BRASÍLIA, DF (FOLHAPRESS) - Não basta o pedido do prefeito de São Paulo, Ricardo Nunes, para que a concessão da Enel seja cassada, explicam especialistas do setor. Para que esse tipo de procedimento ocorra é necessário comprovar, de forma incontestável, a incapacidade da prestação do serviço, em processo específico, respeitando o contraditório e com ampla defesa, junto ao órgão regulador, a Aneel (Agência Nacional de Energia Elétrica).

A avaliação é que focar na empresa como sendo o grande problema também não é a melhor reação do poder público para combater os efeitos das mudanças climáticas.

Na quinta-feira (16), Ricardo Nunes afirmou que havia solicitado à Aneel que cancelasse o contrato da Enel. Disse ainda que outros prefeitos da Grande São Paulo reforçaram a demanda na reunião com o governador Tarcísio de Freitas (Republicanos) e diretores da Aneel no Palácio dos Bandeirantes, na segunda (13).

Quem conhece a legislação do setor explica que as regras para a prestação do serviço de distribuição de energia estão previstas no contrato assinado com a empresa e em inúmeros regulamentos.

"O prefeito é livre para enviar uma carta ou a solicitação que quiser para a Aneel, mas precisa entender que o processo regulatório tem o seu rito: fiscalização, notificação, que pode levar a penalização pecuniária ou escalar para outras sanções", explica a ex-diretora da Aneel, Joísa Dutra, atualmente diretora do FGV CERI (Centro de Estudos e Regulação em Infraestrutura da Fundação Getulio Vargas).
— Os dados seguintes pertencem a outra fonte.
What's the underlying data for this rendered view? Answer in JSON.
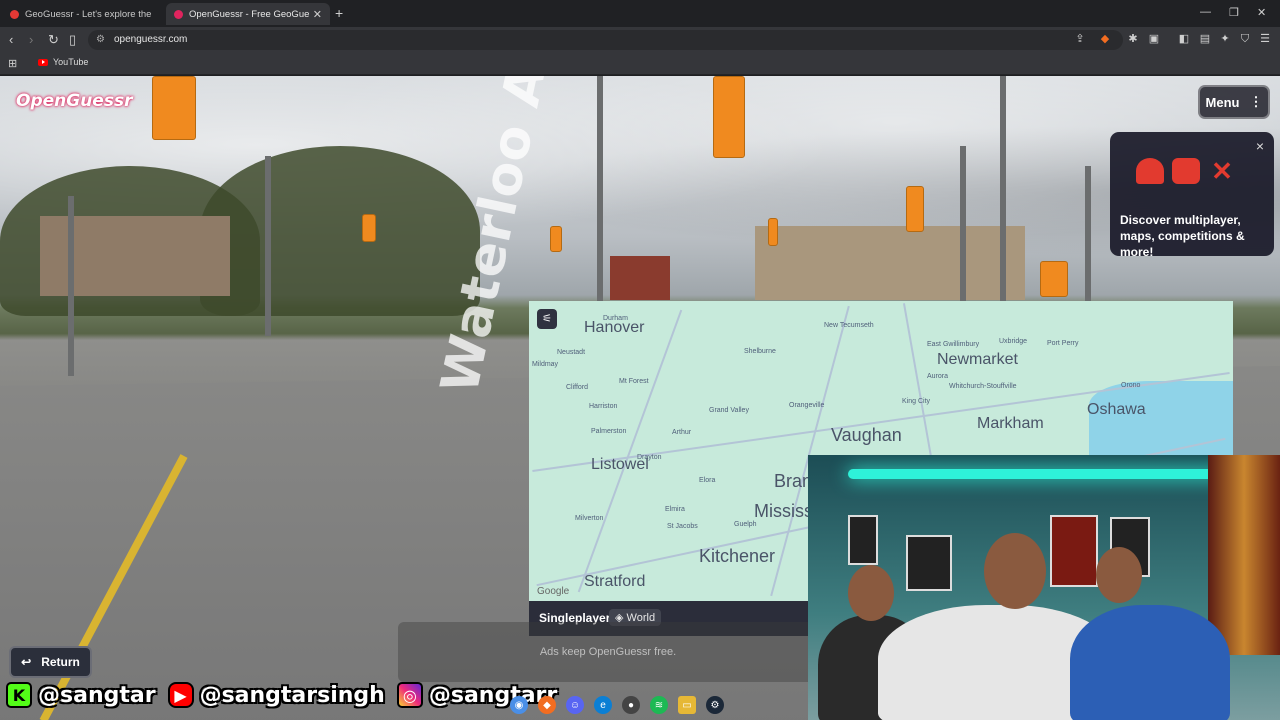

"O que vimos foi uma reação açodada do poder público diante um evento climático extremo. É compreensível, mas essa não é a resposta correta. O prefeito tem o grande desafio de fazer a lição de casa para entender e coordenar uma resposta organizada a esses eventos extremos, que serão cada vez mais constantes."

Dutra tratou do tema em artigo publicado no blog do FGV Ibre (Instituto Brasileiro de Economia da Fudação Getulio Vargas), intitulado "Respostas impulsivas e impensadas a eventos climáticos extremos".

Também ex-diretor da Aneel, Edvaldo Santana destaca que o processo para cassar uma concessão é detalhista.

"Para iniciar e sustentar um processo de caducidade de uma concessão, o regulador precisa demonstrar que a concessionária deixou de cumprir o contrato e não tem condições de retomar um desempenho razoável. Os critérios de avaliação são muito objetivos", afirma.

A Enel não parece se encaixar nos critérios, avalia Santana.

"Exemplo: apesar de algumas restrições nos indicadores de qualidade, a empresa tem totais condições financeiras para melhorá-los. Traduzindo: se a Aneel exigir um aporte de capital, que, parece-me, não é ainda o caso, os acionistas têm condições de fazê-lo", destaca o especialista.

A pressão política, no entanto, pode acabar desestabilizando a empresa, com prejuízos para todos, principalmente para os consumidores, lembra Santana.

Há, porém, uma oportunidade para se propor ajustes contratuais.

Pelo cronograma das concessões, 20 distribuidoras poderão prorrogar o contrato por por mais 30 anos, a partir de 2025. A Enel está nessa leva. Seu contrato vence em 2030. O MME (Ministério de Minas e Energia) já concluiu uma consulta pública sobre os termos para a renovação dos contratos. Os limites gerais são estabelecidos pelo ministério, mas exigências específicas podem ser feitas pelo regulador.

Esse seria o momento, por exemplo, para reforçar mecanismos capazes de dar mais segurança ao sistema no cenário de alterações climáticas.

A relação entre a prefeitura e a Enel ficou tensa desde o apagão que se seguiu à tempestade de 3 de novembro. Em São Paulo, 2,1 milhões de consumidores ficaram sem energia elétrica. O presidente da Enel SP, Max Xavier Lins, culpou as quedas de árvores pela demora na recuperação das linhas para a retomada do fornecimento de energia na cidade.

O executivo sugeriu que o trabalho de remoção, que cabe à prefeitura, não teria sido ágil, o que deixou Nunes irritado. O prefeito questionou a declaração nas redes sociais, escrevendo que a concessionária estaria mentindo e sendo irresponsável.

A história da distribuição de energia na cidade de São Paulo tem mais de 120 anos.

A rede foi instalada pela iniciativa privada, a partir de 1899. Em 1979, o governo federal, por meio da estatal Eletrobras, assumiu o controle da empresas de concessão. Em 1981, a parte paulista passou para o governo de São Paulo. Em 1998, ela foi novamente privatizada, desta vez para um consórcio de empresas. Em 2001, o grupo americano AES assumiu o controle.

O grupo italiano Enel entrou na concessão em 2018, por meio da aquisição de 73,38% das ações.